Aurora JDBC connections leaking between connection pools

    Details

    • Type: Bug
    • Status: Closed (View Workflow)
    • Priority: Critical
    • Resolution: Fixed
    • Affects Version/s: 1.5.9
    • Fix Version/s: 2.1.0, 1.6.3
    • Component/s: Failover
    • Labels:
      None

      Description

      So this bug is going to be a little light on concrete examples to duplicate the behavior we are seeing as it has been incredibly hard to duplicate in staging, but please bear with me as I explain. The tldr is we shard across multiple hikari pools backed by aurora, in production we observed sql exceptions after adding a new delete query, and then observed entities being written to the wrong shard, which after a code review likely points to the hikari pool or mariadb driver returning the wrong connection.

      Our application is built on top of Akka Persistence, which follows an event sourcing model. Each event is persisted as a new row in the database.

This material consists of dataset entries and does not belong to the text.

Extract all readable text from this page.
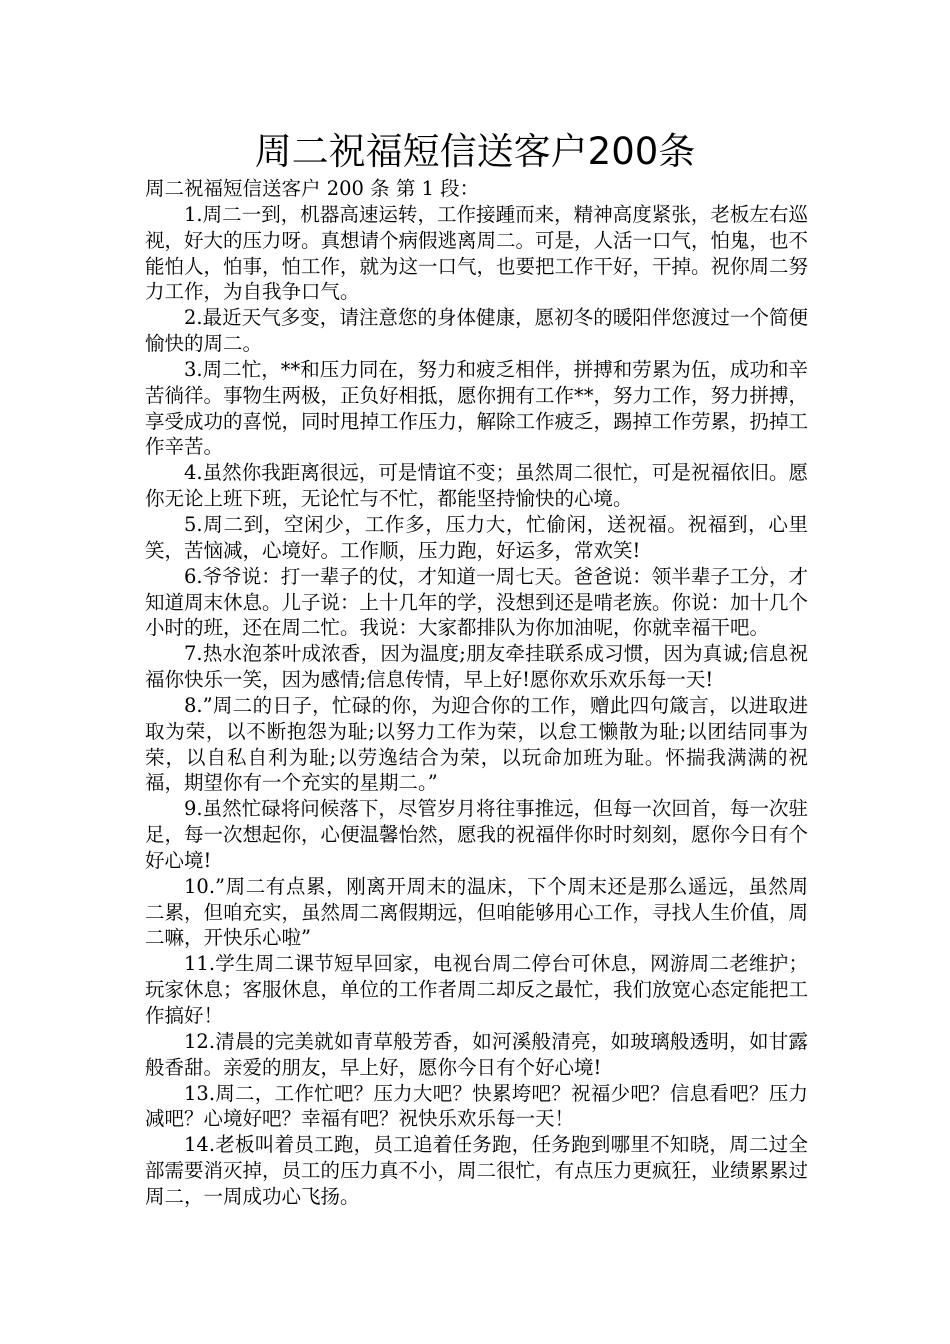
周二祝福短信送客户200条

周二祝福短信送客户 200 条 第 1 段：

1.周二一到，机器高速运转，工作接踵而来，精神高度紧张，老板左右巡视，好大的压力呀。真想请个病假逃离周二。可是，人活一口气，怕鬼，也不能怕人，怕事，怕工作，就为这一口气，也要把工作干好，干掉。祝你周二努力工作，为自我争口气。

2.最近天气多变，请注意您的身体健康，愿初冬的暖阳伴您渡过一个简便愉快的周二。

3.周二忙，**和压力同在，努力和疲乏相伴，拼搏和劳累为伍，成功和辛苦徜徉。事物生两极，正负好相抵，愿你拥有工作**，努力工作，努力拼搏，享受成功的喜悦，同时甩掉工作压力，解除工作疲乏，踢掉工作劳累，扔掉工作辛苦。

4.虽然你我距离很远，可是情谊不变；虽然周二很忙，可是祝福依旧。愿你无论上班下班，无论忙与不忙，都能坚持愉快的心境。

5.周二到，空闲少，工作多，压力大，忙偷闲，送祝福。祝福到，心里笑，苦恼减，心境好。工作顺，压力跑，好运多，常欢笑!

6.爷爷说：打一辈子的仗，才知道一周七天。爸爸说：领半辈子工分，才知道周末休息。儿子说：上十几年的学，没想到还是啃老族。你说：加十几个小时的班，还在周二忙。我说：大家都排队为你加油呢，你就幸福干吧。

7.热水泡茶叶成浓香，因为温度;朋友牵挂联系成习惯，因为真诚;信息祝福你快乐一笑，因为感情;信息传情，早上好!愿你欢乐欢乐每一天!

8.”周二的日子，忙碌的你，为迎合你的工作，赠此四句箴言，以进取进取为荣，以不断抱怨为耻;以努力工作为荣，以怠工懒散为耻;以团结同事为荣，以自私自利为耻;以劳逸结合为荣，以玩命加班为耻。怀揣我满满的祝福，期望你有一个充实的星期二。”

9.虽然忙碌将问候落下，尽管岁月将往事推远，但每一次回首，每一次驻足，每一次想起你，心便温馨怡然，愿我的祝福伴你时时刻刻，愿你今日有个好心境!

10.”周二有点累，刚离开周末的温床，下个周末还是那么遥远，虽然周二累，但咱充实，虽然周二离假期远，但咱能够用心工作，寻找人生价值，周二嘛，开快乐心啦”

11.学生周二课节短早回家，电视台周二停台可休息，网游周二老维护；玩家休息；客服休息，单位的工作者周二却反之最忙，我们放宽心态定能把工作搞好！

12.清晨的完美就如青草般芳香，如河溪般清亮，如玻璃般透明，如甘露般香甜。亲爱的朋友，早上好，愿你今日有个好心境!

13.周二，工作忙吧？压力大吧？快累垮吧？祝福少吧？信息看吧？压力减吧？心境好吧？幸福有吧？祝快乐欢乐每一天！

14.老板叫着员工跑，员工追着任务跑，任务跑到哪里不知晓，周二过全部需要消灭掉，员工的压力真不小，周二很忙，有点压力更疯狂，业绩累累过周二，一周成功心飞扬。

Every 50 events (or journals) we create a snapshot of the full state. On recovery we replay the latest snapshot and all journals after that snapshot. At the application level we are sharding this data across multiple databases.

      Example schema:

      CREATE TABLE `journal` (
        persistence_id VARCHAR(255) NOT NULL,
        sequence_number BIGINT NOT NULL,
        deleted BOOLEAN DEFAULT FALSE,
        created_at BIGINT NOT NULL,
        message MEDIUMBLOB NOT NULL,
        PRIMARY KEY(persistence_id, sequence_number)
      ) ENGINE=InnoDB DEFAULT CHARSET=latin1;
      

      On 6/26 we released some new code to production, which enabled cleanup of the journal and snapshots.

      Example query:

      DELETE FROM journal WHERE persistence_id = ? AND sequence_number <= ?"
      

      We had manual processes in place to clean things up, but the tables were quite large so some of the delete queries took a long time and we started observing connection link exceptions.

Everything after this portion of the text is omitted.